While it is a good thing to have export markets for the commodity and livestock products Canada produces, it makes one wonder whether Canada could domestically process a greater percentage of these products? What you might not know from this list above is that the majority of these products are exported raw; they are not processed into a final product. If Canada processed more of these products domestically, it would create more jobs and we should expect the export of final processed products to have higher values.

Canada is a leader in ag exports

Canada has a long history of being a leading exporter of all kinds of products, ranging from beaver pelts to lumber to wheat (currently top 3). It is our combination of fertile soil and skilled farmers which allows Canada to cheaply produce food crops. As the agriculture and food processing industries developed, the volume of domestically processed crops roughly equalled domestic consumption. Since then, export markets for processed food products have developed over time, but growth has been slow. Two global trends contribute to enabling Canada to increase its export value.

The first trend is the increase of middle-class consumers in economies that are transitioning from developing to developed countries. As the economy in these countries improves, consumers, in the hundreds of millions, are moving from largely plant-based diets to wanting to include greater amounts of meat in their daily and weekly diet. The OECD has projected that from 2021 to 2030 lower-middle-income countries’ consumption of meat will be ~4% greater than their production (lower income countries will be as high as 10%). The increase in demand for meat products provides Canada with an opportunity to process greater numbers of livestock in Canada and ship frozen packages to satisfy these markets.
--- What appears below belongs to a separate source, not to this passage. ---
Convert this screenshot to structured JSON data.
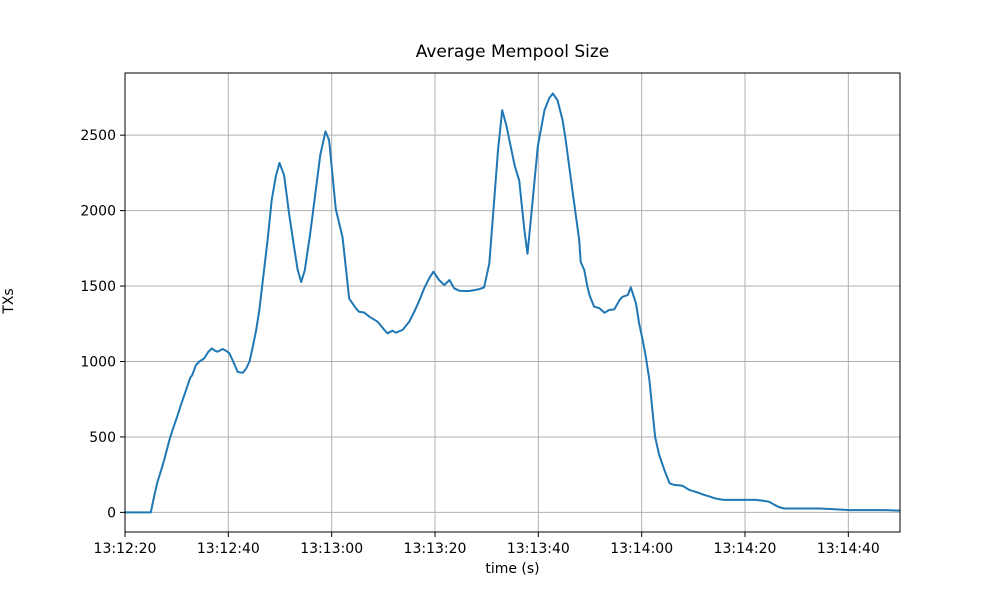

When we look further into what Canada exports as meat products, in the past decade ‘cattle meat’ and ‘boneless beef and veal’ have accounted for a minimum of 97% of exported quantities. Yet, exports that receive higher values are beef meat which has been prepared, in comparison to boneless meats which make up the vast majority of exports.

A second opportunity exists in industrial countries, where consumers are expressing increased preferences for plant-based proteins as part of their routine food purchases. The demand for plant-based protein is estimated to increase by $80 billion, from US$5 billion in 2018 to $85 billion by 2030. Growing demand in Europe and North America for functional foods and beverages increases the need to source plant proteins for these industries. Trade agreements provide Canada with improved access to both the European and American markets for agricultural products.

Increasing the value of products leads to economic growth

The three prairie provinces of Alberta, Saskatchewan, and Manitoba account for 85% of land used to produce crops in Canada. As demand from the food processing industry grows for plant proteins, the Canadian prairies are ideally situated to be able to take advantage of this growing market by processing greater percentages of the raw commodities that are produced in this region. Raw commodities commonly sell for hundreds to thousands of dollars per tonne, whereas semi-processed products sell for multiple thousands of dollars per tonne. Granted, the market for semi-processed products is the smaller of the two markets, however, it makes strong economic sense for the prairies to capture this added value rather than continue to solely export raw commodities.

There are spill-over benefits from increased commodity processing. Along with the above-mentioned increased number of jobs, many of which could be realized within rural areas. This could include increased demand for consumer goods, housing, and education. Additional tax revenues are generated by high business revenue and employee incomes. Does Canada face a choice of which path to choose? It can continue to export vast volumes of unprocessed raw products or it can take advantage of growing protein demand and seek opportunities to increase regional processing capacities.